Demand, on the other hand, is up primarily because of record-low interest rates, which have remained low for over a decade. However, most economists say rates can't remain low forever, especially as inflation may be on the rise.



According to the Federal Reserve Bank of Cleveland, "The Federal Reserve seeks to control inflation by influencing interest rates. When inflation is too high, the Federal Reserve typically raises interest rates to slow the economy and bring inflation down. When inflation is too low, the Federal Reserve typically lowers interest rates to stimulate the economy and move inflation higher."

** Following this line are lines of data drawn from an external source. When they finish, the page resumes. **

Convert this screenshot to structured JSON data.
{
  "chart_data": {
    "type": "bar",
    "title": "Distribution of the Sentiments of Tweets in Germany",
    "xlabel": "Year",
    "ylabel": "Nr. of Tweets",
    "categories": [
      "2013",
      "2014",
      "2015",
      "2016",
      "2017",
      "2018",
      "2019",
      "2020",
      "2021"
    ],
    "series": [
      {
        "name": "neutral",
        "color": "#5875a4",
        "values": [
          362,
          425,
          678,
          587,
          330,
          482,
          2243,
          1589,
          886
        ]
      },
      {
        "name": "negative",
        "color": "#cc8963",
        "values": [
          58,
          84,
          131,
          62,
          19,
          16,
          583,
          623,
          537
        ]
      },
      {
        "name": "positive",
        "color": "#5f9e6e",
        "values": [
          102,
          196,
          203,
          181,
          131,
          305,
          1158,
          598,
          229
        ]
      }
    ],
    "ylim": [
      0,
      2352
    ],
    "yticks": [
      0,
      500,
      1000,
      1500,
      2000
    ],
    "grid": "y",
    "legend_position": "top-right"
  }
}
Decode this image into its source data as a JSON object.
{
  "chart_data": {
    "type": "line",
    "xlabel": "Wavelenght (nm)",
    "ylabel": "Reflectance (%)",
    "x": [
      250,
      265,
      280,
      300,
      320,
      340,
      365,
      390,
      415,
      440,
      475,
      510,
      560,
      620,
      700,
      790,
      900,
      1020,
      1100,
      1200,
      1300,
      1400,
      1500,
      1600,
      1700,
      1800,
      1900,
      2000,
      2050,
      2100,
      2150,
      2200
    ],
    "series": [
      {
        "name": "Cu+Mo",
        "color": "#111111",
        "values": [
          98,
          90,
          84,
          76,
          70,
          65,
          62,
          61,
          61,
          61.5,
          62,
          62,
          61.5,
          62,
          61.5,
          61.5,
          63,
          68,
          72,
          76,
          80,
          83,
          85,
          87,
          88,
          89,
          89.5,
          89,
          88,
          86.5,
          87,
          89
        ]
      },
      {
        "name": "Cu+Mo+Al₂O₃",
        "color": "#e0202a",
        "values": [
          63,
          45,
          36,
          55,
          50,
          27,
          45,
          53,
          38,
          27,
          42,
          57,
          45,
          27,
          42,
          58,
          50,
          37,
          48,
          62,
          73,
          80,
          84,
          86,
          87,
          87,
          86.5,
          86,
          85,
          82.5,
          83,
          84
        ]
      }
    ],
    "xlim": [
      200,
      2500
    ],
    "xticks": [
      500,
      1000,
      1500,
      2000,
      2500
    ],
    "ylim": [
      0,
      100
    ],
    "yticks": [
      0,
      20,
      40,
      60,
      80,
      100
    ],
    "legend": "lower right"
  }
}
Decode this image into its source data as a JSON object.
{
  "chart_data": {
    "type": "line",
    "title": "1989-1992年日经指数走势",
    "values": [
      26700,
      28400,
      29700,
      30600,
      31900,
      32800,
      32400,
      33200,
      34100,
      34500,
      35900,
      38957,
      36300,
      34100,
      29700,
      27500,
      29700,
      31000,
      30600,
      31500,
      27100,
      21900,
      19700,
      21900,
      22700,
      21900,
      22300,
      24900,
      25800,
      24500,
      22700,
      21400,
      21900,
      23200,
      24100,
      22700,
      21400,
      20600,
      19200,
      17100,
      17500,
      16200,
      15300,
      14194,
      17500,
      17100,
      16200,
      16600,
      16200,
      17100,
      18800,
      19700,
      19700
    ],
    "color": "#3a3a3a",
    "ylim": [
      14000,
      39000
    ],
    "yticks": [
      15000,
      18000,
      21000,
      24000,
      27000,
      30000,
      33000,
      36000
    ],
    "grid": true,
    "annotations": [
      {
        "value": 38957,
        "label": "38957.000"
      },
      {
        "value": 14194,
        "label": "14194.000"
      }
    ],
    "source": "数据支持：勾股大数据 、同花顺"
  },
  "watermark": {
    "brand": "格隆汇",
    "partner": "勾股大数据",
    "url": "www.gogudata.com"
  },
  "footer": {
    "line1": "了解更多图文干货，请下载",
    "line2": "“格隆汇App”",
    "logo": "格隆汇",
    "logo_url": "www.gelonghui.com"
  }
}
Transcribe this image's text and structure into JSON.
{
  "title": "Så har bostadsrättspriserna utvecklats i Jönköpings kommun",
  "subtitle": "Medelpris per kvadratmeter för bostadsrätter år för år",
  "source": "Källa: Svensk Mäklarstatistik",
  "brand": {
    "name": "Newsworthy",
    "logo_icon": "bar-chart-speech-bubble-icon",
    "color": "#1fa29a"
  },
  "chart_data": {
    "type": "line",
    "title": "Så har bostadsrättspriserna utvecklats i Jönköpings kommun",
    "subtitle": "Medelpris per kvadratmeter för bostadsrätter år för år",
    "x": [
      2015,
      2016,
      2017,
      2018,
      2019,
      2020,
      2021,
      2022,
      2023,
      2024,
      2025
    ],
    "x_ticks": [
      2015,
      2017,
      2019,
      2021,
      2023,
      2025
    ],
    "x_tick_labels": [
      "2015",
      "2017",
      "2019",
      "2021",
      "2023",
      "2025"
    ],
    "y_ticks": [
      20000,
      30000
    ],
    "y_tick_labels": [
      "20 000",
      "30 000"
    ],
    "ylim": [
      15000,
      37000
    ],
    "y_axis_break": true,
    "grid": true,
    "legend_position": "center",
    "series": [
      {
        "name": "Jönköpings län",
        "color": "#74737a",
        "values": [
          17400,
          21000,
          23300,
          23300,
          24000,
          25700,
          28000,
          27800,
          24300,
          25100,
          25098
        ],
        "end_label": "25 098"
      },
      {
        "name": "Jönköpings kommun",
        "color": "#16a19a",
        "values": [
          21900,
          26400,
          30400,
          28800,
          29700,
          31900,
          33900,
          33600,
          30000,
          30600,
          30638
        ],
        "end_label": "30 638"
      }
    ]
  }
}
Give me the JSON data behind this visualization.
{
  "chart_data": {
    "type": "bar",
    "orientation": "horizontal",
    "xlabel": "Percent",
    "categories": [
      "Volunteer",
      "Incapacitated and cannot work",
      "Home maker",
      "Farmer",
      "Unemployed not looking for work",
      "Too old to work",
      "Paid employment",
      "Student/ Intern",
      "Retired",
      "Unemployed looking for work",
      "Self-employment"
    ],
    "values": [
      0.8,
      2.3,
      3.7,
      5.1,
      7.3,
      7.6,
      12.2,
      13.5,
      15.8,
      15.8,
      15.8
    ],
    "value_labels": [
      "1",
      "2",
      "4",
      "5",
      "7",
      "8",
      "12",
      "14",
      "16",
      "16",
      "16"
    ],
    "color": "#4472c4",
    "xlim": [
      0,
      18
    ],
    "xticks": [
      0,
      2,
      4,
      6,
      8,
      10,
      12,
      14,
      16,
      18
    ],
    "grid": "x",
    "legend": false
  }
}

One of the main debates going on right now is what type of inflation we're currently experiencing - is it short-term inflation due to supply-chain shortages or long-term inflation due to perpetually low interest rates, stimulus spending, and a record-high stock market? I tend to think it's a little bit of both but only time will tell. In the meantime, enjoy this market while you can with the understanding that perhaps a slight cooldown might be what we need to bring back the equilibrium - after all, most sellers also have a home to buy.